To address this gap, the State Government decided to experiment with the innovative Porta Cabins initiative in 2011. Because these structures are relatively easy to build, they can be set up in a matter of few days. Also, because the schools would provide food and educational amenities free of cost, the authorities hoped that they would incentivise enrolment and help with the retention of students in some of the remotest regions of the state.
At the Porta Cabins, children are classified on the basis of age and level of education up to class 8. The curriculum follows the State Council of Educational Research and Training (SCERT) syllabus. Children who are below par with the academic requirement for their age are given special attention and training for six months. Since the children enrolled with the Porta Cabins have never stayed away from their families, extra attention is paid to ensure that they get acclimatised to the new environment through local games and activities, and extra-curricular activities like sports, yoga, summer and winter camps, and dance and arts programmes.
The residential education programme aims to inculcate a scientific temperament in children and prepare them for employment opportunities and qualitative changes through the provision of basic amenities of healthcare, food and proper accommodation. A key objective of the programme is to promote vocational skills and build capacities for self-employment among students, through an environment that encourages innovation and entrepreneurship.
Driving awareness about these Porta Cabins are local volunteers who are adept in Gondi and Halbi. They visit the villages and educate the parents about the merits of the Porta Cabins and help to bring the children to school. The day-to-day operations of the Porta Cabins are managed by a teacher-in-charge and teaching staff who also double up as class instructors and wardens for the student residents.
Within five months of being launched in 2011, 12 Porta Cabin schools each with a capacity to seat 500 students were built in Dantewada alone. From the initial months, Porta Cabins delivered on all fronts. They made education accessible again in areas where schools were once destroyed by Naxal violence. They helped bring students from tribal families back to school because they no longer had to walk miles to access the nearest one. Schools were set up in remote places without healthcare facilities, erratic electricity supply, untarred roads and some places accessible only by foot.
In other words, Porta Cabins brought children from inaccessible and remote areas into the formal schooling system.
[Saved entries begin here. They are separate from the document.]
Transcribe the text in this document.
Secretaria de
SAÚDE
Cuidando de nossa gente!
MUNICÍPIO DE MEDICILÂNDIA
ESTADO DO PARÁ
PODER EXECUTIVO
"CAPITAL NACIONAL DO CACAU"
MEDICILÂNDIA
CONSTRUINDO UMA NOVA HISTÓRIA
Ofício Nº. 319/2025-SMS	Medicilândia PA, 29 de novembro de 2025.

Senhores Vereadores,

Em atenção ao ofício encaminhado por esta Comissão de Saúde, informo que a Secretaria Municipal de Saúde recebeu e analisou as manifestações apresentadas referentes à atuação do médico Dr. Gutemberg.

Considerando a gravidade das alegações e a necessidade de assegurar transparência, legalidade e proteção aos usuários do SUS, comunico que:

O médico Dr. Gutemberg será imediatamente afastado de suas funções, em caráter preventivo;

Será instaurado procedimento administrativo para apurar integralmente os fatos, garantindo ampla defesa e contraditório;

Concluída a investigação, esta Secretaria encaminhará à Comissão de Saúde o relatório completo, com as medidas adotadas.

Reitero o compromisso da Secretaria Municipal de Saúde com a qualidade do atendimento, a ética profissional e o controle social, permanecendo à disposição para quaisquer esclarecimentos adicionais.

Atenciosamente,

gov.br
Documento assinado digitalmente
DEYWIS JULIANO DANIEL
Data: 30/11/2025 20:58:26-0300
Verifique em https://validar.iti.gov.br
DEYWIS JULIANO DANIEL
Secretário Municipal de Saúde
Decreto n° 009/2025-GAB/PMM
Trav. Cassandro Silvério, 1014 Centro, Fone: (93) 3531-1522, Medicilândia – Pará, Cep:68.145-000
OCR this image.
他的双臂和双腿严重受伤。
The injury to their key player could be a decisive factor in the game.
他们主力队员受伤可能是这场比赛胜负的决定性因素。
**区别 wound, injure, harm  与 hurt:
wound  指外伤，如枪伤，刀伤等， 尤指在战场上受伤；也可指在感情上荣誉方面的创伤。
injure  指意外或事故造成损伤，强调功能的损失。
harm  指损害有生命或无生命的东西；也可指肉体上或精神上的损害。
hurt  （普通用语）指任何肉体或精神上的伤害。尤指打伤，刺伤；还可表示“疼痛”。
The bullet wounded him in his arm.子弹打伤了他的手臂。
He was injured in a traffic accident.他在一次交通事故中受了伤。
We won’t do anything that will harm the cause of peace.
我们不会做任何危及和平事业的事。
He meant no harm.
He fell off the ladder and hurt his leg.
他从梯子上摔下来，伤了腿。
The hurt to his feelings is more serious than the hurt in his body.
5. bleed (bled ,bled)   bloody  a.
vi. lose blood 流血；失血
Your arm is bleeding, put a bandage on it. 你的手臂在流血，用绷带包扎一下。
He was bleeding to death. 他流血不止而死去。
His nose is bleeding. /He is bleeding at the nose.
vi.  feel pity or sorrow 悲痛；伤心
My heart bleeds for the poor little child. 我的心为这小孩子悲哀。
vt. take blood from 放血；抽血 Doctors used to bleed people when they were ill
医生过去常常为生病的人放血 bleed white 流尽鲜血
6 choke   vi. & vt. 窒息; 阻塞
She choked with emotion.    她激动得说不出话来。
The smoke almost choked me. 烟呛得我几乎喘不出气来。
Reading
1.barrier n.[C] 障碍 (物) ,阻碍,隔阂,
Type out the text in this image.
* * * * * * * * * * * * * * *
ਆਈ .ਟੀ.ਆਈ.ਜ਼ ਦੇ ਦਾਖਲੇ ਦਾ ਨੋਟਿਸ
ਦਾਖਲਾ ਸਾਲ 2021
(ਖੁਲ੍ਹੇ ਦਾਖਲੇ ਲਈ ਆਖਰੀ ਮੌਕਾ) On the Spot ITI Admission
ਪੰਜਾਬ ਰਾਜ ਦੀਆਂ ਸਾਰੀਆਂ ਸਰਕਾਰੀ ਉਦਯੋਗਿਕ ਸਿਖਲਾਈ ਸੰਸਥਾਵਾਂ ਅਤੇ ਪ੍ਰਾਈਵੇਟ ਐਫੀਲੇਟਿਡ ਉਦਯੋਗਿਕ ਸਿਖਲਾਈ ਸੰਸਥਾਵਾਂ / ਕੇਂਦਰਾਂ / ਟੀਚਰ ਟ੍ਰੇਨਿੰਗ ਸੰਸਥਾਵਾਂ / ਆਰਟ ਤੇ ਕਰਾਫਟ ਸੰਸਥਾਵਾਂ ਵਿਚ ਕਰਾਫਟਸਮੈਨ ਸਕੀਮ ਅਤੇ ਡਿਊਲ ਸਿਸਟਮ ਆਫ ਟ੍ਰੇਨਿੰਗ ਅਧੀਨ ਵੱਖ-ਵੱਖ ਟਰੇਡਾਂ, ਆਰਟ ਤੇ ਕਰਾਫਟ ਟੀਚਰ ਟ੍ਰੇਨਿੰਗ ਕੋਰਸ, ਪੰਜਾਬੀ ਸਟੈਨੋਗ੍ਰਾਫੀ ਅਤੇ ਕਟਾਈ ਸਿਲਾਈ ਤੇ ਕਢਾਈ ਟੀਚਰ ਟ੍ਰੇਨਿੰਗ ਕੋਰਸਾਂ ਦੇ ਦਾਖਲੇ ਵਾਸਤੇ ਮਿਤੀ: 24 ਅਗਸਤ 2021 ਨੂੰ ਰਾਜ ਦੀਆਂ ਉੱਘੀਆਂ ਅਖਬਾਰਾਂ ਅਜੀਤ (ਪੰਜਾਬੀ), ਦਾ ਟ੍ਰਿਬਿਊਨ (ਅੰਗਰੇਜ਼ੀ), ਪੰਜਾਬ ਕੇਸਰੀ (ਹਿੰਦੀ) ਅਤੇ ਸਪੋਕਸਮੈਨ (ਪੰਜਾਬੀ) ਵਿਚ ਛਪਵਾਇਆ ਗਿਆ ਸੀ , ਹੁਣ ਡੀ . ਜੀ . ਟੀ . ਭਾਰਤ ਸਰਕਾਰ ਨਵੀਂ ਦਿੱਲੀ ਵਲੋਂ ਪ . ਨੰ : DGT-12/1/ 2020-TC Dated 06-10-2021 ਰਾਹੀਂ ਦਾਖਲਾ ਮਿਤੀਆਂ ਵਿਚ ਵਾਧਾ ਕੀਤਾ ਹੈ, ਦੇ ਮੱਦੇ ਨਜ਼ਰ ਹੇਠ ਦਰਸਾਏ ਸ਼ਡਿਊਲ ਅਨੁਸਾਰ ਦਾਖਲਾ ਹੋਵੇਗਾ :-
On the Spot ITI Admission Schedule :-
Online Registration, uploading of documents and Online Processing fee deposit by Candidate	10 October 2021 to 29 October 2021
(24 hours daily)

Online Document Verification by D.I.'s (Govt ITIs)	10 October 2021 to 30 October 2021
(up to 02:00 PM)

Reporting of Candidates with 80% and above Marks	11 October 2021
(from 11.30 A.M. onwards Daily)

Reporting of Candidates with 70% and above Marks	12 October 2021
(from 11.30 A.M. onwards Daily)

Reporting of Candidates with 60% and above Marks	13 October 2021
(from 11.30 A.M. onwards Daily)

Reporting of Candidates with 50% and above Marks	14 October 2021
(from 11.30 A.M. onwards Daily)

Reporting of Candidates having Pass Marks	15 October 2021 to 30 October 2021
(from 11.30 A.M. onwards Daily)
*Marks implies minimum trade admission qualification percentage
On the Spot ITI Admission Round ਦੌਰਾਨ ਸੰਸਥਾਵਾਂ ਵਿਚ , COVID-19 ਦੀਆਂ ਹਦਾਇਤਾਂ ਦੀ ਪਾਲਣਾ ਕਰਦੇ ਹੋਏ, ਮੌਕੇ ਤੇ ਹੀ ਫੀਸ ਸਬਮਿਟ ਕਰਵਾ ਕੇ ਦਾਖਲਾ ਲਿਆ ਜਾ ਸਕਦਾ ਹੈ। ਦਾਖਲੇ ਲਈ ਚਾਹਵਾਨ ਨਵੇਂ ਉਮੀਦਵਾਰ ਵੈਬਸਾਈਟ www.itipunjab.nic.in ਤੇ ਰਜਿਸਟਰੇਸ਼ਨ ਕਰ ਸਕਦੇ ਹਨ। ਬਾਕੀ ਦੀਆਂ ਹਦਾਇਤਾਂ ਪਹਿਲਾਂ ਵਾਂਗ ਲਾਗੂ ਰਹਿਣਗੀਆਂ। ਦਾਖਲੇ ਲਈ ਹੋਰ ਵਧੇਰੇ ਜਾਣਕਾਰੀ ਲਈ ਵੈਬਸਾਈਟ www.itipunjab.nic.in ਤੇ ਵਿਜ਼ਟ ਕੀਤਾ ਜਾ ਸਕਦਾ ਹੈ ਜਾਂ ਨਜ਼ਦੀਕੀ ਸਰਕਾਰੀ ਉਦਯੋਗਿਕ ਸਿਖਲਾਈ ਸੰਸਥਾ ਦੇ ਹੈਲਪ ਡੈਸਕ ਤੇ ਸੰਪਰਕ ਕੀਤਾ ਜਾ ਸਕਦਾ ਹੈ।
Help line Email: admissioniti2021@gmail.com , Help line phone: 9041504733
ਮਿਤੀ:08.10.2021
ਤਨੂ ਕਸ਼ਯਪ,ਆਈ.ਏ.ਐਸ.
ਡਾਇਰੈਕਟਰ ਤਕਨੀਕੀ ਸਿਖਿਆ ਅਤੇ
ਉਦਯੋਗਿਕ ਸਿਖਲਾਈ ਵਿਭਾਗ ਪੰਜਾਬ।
Within a year after the initiative was launched, the number of out-of-school children in the 6-14 years age group reduced from 21,816 to 5,780 and the number of Porta Cabins rose to 43 in Dantewada alone.
The initial success saw the initiative undergo a progressive transformation. Initially, the Porta Cabins were used for conducting Residential Bridge Courses, and soon they were incorporated under the Sarva Shiksha Abhiyan. Also, in a bid to reduce congestion, the Porta Cabins now house 250 children as opposed to 500 children earlier. A number of NGOs working in the education sector, like Patham and Bachpan Banao, have been roped in to assist and further improve the delivery of the programme. In addition, to enhance the pedagogy, a number of Porta Cabins are equipped with modern teaching aids and entertainment facilities, such as television with satellite channel connections, and smart classes equipped with digital learning aids for videos and presentations. Some Porta Cabins even have computer labs, library rooms and science labs.
These successes, however, did not come easily. Because Porta Cabins had to be set up in LWE-affected regions and Central Reserve Police Force (CRPF) protected areas, private contractors were wary. So the district administration made efforts to ensure that construction sites were given protection and their access through check points was facilitated. The other challenge was the reluctance of parents to send their children to a residential school programme, which was overcome with the help of awareness drives led by the volunteers. The next key problem was that even if the children were admitted to the Porta Cabins, they often got homesick and ran away. But sensitising the children helped them adapt to the culture of the residential programme.
More than half a decade later, Porta Cabins are a household name in the interiors of Bastar and Dantewada. The enrolment numbers have increased while the school dropout rate has drastically reduced. But the real testimony of the success of the programme comes in the form of acceptance by the locals, LWE and armed forces alike. Which means that the temporary school structures are now being transitioned into permanent structures.
According to a 2017 government circular to the Education Secretary by the Ministry of Human Resource Development, 49 Porta Cabin schools located in the LWE district of Sukma, Narayanpur, Dantewada and Bijapur were approved for upgradation to permanent structures.